Ergebnis: Nach diesem Snip hast du Claude Desktop mit Blender verbunden und kannst 3D-Objekte per natürlicher Sprache erzeugen, editieren und als Screenshots oder Renderings für weitere Tools exportieren.
- Lade dir Blender kostenlos von blender.org herunter und installiere es auf Windows, Mac oder Linux.
- Öffne die Seite des Blender-MCP-Servers, lade dir dort die Addon-Datei herunter und ziehe sie per Drag and Drop in ein leeres Blender-Fenster, um sie zu installieren.

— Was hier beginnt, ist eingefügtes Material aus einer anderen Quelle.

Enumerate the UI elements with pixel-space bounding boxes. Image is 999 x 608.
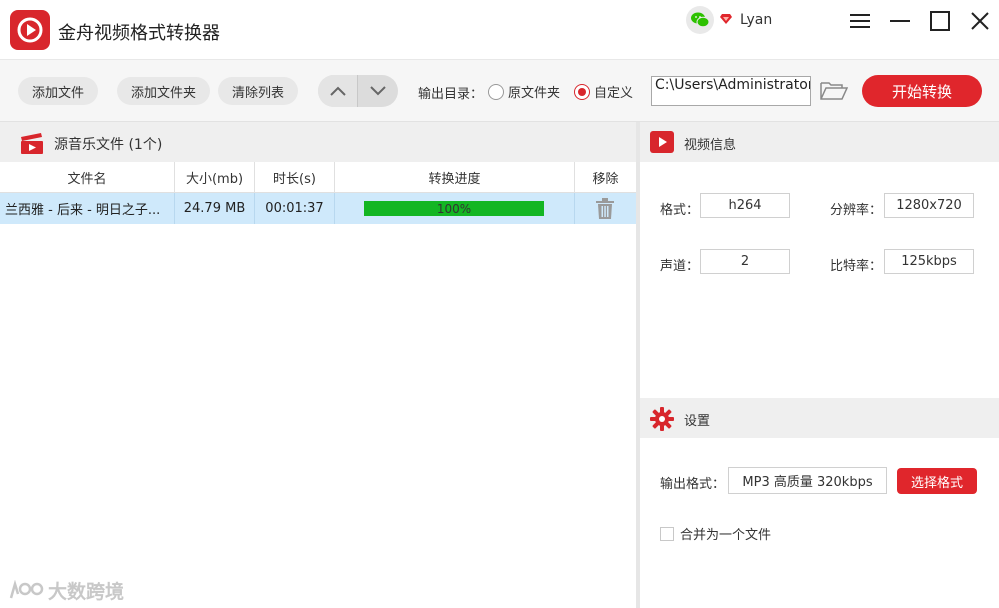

- Gehe in Blender auf Edit bzw. Einstellungen, wähle deine Sprache und prüfe unter Extensions, dass MCP als installiert angezeigt wird.
- Öffne die Claude Desktop App, gehe auf Anpassen, dann auf Konnektoren und suche dort nach Blender.

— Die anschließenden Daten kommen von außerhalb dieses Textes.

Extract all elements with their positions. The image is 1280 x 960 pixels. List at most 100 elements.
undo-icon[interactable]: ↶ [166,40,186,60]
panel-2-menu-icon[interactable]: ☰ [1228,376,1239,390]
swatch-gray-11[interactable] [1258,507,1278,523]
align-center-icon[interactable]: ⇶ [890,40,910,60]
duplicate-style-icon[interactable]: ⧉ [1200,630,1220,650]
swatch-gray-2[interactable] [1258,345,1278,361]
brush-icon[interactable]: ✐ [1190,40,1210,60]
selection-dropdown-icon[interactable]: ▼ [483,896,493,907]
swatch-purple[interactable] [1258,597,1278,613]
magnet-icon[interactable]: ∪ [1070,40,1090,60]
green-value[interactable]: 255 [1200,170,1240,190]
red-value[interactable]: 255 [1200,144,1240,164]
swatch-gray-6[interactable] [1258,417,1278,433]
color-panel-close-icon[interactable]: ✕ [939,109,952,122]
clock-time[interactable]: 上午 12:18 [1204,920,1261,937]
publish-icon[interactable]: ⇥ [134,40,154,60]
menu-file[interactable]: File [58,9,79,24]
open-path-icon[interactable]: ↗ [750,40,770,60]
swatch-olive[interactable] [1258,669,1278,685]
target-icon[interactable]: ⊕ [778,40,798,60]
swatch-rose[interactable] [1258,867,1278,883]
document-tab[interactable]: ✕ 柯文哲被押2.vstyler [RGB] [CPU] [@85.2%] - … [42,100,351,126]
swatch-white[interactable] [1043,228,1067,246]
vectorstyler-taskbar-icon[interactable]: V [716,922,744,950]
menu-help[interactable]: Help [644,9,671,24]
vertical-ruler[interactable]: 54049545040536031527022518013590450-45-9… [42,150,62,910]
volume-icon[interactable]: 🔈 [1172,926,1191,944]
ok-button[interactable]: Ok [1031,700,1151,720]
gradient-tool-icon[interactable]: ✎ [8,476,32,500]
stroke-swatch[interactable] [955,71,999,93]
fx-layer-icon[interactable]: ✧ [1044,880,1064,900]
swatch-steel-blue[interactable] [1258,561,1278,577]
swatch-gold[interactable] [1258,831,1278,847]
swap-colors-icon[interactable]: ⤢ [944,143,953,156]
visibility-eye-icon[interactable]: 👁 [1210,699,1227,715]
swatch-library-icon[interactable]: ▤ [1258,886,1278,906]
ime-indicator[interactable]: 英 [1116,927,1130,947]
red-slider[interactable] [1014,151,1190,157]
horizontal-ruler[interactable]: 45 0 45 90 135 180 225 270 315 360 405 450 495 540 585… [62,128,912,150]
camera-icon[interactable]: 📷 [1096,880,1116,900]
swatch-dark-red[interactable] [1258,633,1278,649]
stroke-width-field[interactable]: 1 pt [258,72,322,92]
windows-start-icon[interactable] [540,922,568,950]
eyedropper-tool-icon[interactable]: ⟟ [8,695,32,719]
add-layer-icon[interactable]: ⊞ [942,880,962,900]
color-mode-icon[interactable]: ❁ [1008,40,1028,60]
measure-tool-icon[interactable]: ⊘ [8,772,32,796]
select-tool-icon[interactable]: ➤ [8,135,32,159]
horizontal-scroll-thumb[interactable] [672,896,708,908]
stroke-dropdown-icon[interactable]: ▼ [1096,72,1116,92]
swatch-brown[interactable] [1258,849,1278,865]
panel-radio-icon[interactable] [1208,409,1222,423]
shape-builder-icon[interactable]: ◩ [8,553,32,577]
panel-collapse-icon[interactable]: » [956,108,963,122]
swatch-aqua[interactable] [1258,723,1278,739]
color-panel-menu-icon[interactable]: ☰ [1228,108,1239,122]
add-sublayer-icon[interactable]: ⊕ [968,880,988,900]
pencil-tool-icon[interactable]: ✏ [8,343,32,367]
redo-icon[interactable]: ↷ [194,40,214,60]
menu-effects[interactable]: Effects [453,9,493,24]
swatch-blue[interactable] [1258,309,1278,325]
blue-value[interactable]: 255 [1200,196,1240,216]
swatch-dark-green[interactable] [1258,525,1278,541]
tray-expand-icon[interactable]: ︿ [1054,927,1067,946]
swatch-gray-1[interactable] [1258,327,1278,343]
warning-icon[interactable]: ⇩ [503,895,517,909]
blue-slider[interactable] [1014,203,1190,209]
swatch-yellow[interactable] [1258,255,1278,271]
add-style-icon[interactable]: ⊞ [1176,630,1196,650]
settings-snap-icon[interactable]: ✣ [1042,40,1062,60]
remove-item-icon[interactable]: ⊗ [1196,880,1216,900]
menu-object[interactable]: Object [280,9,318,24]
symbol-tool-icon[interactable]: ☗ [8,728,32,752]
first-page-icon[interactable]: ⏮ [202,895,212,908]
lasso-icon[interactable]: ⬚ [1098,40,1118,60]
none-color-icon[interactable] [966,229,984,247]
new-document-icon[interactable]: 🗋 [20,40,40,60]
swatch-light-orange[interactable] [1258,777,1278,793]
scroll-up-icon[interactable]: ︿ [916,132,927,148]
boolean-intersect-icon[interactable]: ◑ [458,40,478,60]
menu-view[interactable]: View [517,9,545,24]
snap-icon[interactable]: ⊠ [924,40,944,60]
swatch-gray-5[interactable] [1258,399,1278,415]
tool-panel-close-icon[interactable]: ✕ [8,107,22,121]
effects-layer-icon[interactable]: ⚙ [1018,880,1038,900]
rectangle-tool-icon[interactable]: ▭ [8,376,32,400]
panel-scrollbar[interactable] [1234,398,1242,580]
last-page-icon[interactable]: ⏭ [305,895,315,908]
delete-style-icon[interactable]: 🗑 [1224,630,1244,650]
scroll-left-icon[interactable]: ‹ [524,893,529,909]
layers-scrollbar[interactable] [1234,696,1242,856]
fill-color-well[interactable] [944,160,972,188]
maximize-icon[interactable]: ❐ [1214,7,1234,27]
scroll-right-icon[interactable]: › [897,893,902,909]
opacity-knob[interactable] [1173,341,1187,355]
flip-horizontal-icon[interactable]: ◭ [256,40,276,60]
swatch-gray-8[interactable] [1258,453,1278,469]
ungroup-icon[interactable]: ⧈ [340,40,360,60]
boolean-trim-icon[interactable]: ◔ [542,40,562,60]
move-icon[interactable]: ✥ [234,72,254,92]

- Klicke bei Blender auf Hinzufügen bzw. Installieren und schließe die kurze Einrichtung ab. Unter Konfigurieren siehst du, was der Blender-MCP alles kann.

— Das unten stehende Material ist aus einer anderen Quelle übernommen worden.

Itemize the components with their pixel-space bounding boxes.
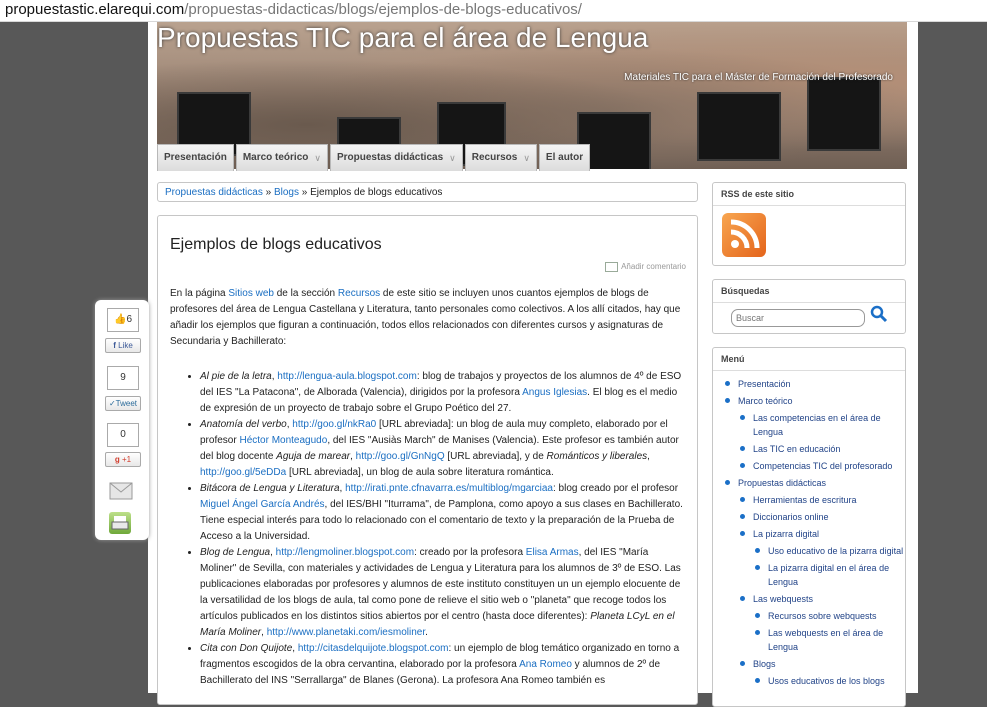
menu-title: Menú xyxy=(713,348,905,371)
breadcrumb-current: Ejemplos de blogs educativos xyxy=(310,187,443,198)
search-widget: Búsquedas xyxy=(712,279,906,334)
search-icon[interactable] xyxy=(870,305,888,323)
article: Ejemplos de blogs educativos Añadir come… xyxy=(157,215,698,705)
blog-link[interactable]: http://www.planetaki.com/iesmoliner xyxy=(267,627,425,638)
menu-item-propuestas[interactable]: Propuestas didácticas Herramientas de es… xyxy=(723,476,905,688)
comment-icon xyxy=(605,262,619,272)
list-item: Blog de Lengua, http://lengmoliner.blogs… xyxy=(200,545,686,641)
menu-item-marco-competencias-tic[interactable]: Competencias TIC del profesorado xyxy=(738,459,905,473)
menu-item-pizarra[interactable]: La pizarra digital Uso educativo de la p… xyxy=(738,527,905,589)
like-count: 👍6 xyxy=(107,308,139,332)
blog-link[interactable]: http://goo.gl/5eDDa xyxy=(200,467,286,478)
menu-item-herramientas[interactable]: Herramientas de escritura xyxy=(738,493,905,507)
breadcrumb-link-propuestas[interactable]: Propuestas didácticas xyxy=(165,187,263,198)
tweet-button[interactable]: ✓Tweet xyxy=(105,396,141,411)
person-link[interactable]: Héctor Monteagudo xyxy=(239,435,327,446)
blog-link[interactable]: http://citasdelquijote.blogspot.com xyxy=(298,643,449,654)
facebook-icon: f xyxy=(113,341,116,350)
menu-item-marco-tic[interactable]: Las TIC en educación xyxy=(738,442,905,456)
list-item: Bitácora de Lengua y Literatura, http://… xyxy=(200,481,686,545)
twitter-icon: ✓ xyxy=(108,399,116,408)
facebook-like-button[interactable]: f Like xyxy=(105,338,141,353)
list-item: Anatomía del verbo, http://goo.gl/nkRa0 … xyxy=(200,417,686,481)
email-icon[interactable] xyxy=(109,480,133,502)
menu-item-marco-competencias[interactable]: Las competencias en el área de Lengua xyxy=(738,411,905,439)
header-photo-shape xyxy=(697,92,781,161)
breadcrumb-link-blogs[interactable]: Blogs xyxy=(274,187,299,198)
print-icon[interactable] xyxy=(109,512,131,534)
blog-link[interactable]: http://goo.gl/GnNgQ xyxy=(356,451,445,462)
url-path: /propuestas-didacticas/blogs/ejemplos-de… xyxy=(184,1,582,18)
chevron-down-icon: ∨ xyxy=(523,153,530,163)
search-input[interactable] xyxy=(731,309,865,327)
header-photo-shape xyxy=(807,77,881,151)
menu-item-pizarra-lengua[interactable]: La pizarra digital en el área de Lengua xyxy=(753,561,905,589)
url-host: propuestastic.elarequi.com xyxy=(5,1,185,18)
nav-item-recursos[interactable]: Recursos ∨ xyxy=(464,144,537,171)
google-plus-button[interactable]: g +1 xyxy=(105,452,141,467)
blog-list: Al pie de la letra, http://lengua-aula.b… xyxy=(170,369,686,689)
menu-item-webquests-lengua[interactable]: Las webquests en el área de Lengua xyxy=(753,626,905,654)
rss-icon[interactable] xyxy=(722,213,766,257)
page: Propuestas TIC para el área de Lengua Ma… xyxy=(148,22,918,707)
google-icon: g xyxy=(114,455,120,464)
link-recursos[interactable]: Recursos xyxy=(338,288,380,299)
breadcrumb-separator: » xyxy=(301,187,308,198)
breadcrumb-separator: » xyxy=(265,187,272,198)
nav-item-propuestas[interactable]: Propuestas didácticas ∨ xyxy=(329,144,463,171)
breadcrumb: Propuestas didácticas » Blogs » Ejemplos… xyxy=(157,182,698,202)
article-intro: En la página Sitios web de la sección Re… xyxy=(170,288,681,347)
blog-link[interactable]: http://goo.gl/nkRa0 xyxy=(292,419,376,430)
person-link[interactable]: Elisa Armas xyxy=(526,547,579,558)
share-bar: 👍6 f Like 9 ✓Tweet 0 g +1 xyxy=(95,300,149,540)
link-sitios-web[interactable]: Sitios web xyxy=(228,288,274,299)
menu-item-webquests-recursos[interactable]: Recursos sobre webquests xyxy=(753,609,905,623)
person-link[interactable]: Angus Iglesias xyxy=(522,387,587,398)
list-item: Al pie de la letra, http://lengua-aula.b… xyxy=(200,369,686,417)
menu-item-presentacion[interactable]: Presentación xyxy=(723,377,905,391)
nav-item-marco-teorico[interactable]: Marco teórico ∨ xyxy=(235,144,328,171)
main-nav: Presentación Marco teórico ∨ Propuestas d… xyxy=(157,144,591,171)
menu-item-marco[interactable]: Marco teórico Las competencias en el áre… xyxy=(723,394,905,473)
thumbs-up-icon: 👍 xyxy=(113,314,127,325)
menu-widget: Menú Presentación Marco teórico Las comp… xyxy=(712,347,906,707)
add-comment-link[interactable]: Añadir comentario xyxy=(170,262,686,272)
search-title: Búsquedas xyxy=(713,280,905,303)
menu-item-blogs[interactable]: Blogs Usos educativos de los blogs xyxy=(738,657,905,688)
blog-link[interactable]: http://lengua-aula.blogspot.com xyxy=(277,371,417,382)
address-bar[interactable]: propuestastic.elarequi.com/propuestas-di… xyxy=(0,0,987,22)
person-link[interactable]: Miguel Ángel García Andrés xyxy=(200,499,325,510)
blog-link[interactable]: http://lengmoliner.blogspot.com xyxy=(276,547,414,558)
page-title: Ejemplos de blogs educativos xyxy=(170,236,382,253)
chevron-down-icon: ∨ xyxy=(449,153,456,163)
rss-title: RSS de este sitio xyxy=(713,183,905,206)
menu-item-webquests[interactable]: Las webquests Recursos sobre webquests L… xyxy=(738,592,905,654)
menu-item-pizarra-uso[interactable]: Uso educativo de la pizarra digital xyxy=(753,544,905,558)
person-link[interactable]: Ana Romeo xyxy=(519,659,572,670)
chevron-down-icon: ∨ xyxy=(314,153,321,163)
blog-link[interactable]: http://irati.pnte.cfnavarra.es/multiblog… xyxy=(345,483,553,494)
nav-item-presentacion[interactable]: Presentación xyxy=(157,144,234,171)
rss-widget: RSS de este sitio xyxy=(712,182,906,266)
menu-item-blogs-usos[interactable]: Usos educativos de los blogs xyxy=(753,674,905,688)
menu-item-diccionarios[interactable]: Diccionarios online xyxy=(738,510,905,524)
list-item: Cita con Don Quijote, http://citasdelqui… xyxy=(200,641,686,689)
site-title[interactable]: Propuestas TIC para el área de Lengua xyxy=(157,22,648,54)
nav-item-el-autor[interactable]: El autor xyxy=(538,144,591,171)
plusone-count: 0 xyxy=(107,423,139,447)
tweet-count: 9 xyxy=(107,366,139,390)
site-subtitle: Materiales TIC para el Máster de Formaci… xyxy=(624,72,893,83)
menu-list: Presentación Marco teórico Las competenc… xyxy=(713,371,905,688)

- Schreibe Claude einen einfachen Prompt wie “Use Blender and create a tree” und beobachte, wie Claude direkt in Blender Objekte erzeugt.
- Lass dir von Claude Screenshots aus verschiedenen Perspektiven erstellen, zum Beispiel mit dem Prompt “Create three screenshots from three different views”.
- Nutze einen fertigen Screenshot als Referenzbild in einem Bild-Tool deiner Wahl, zum Beispiel mit dem Prompt “Create a realistic version out of it” oder “Pixar style version”, um daraus ein finales Bild zu erzeugen.
- Verstehen, wie Claude über den Model Context Protocol Server mit Blender verbunden wird.
- Eine eigene 3D-Szene allein per Text-Prompt in Blender erzeugen lassen.
- Screenshots aus mehreren Perspektiven exportieren und als Referenzbilder in anderen KI-Bild-Tools weiterverwenden.
- Schnell eigene Referenzbilder für Bild- oder Design-Prompts bauen, statt lange nach passenden Vorlagen zu suchen.
- Erste 3D-Objekte und Szenen ohne Blender-Vorkenntnisse ausprobieren, bevor man sich tiefer einarbeitet.
- Produktideen oder Raumkonzepte grob visualisieren, um sie mit Kunden oder im Team zu besprechen.
- Komplexere Motive wie ganze Gebäude oder Interieurs Schritt für Schritt aufbauen und anschließend mit KI-Bildtools im gewünschten Stil weiterverarbeiten.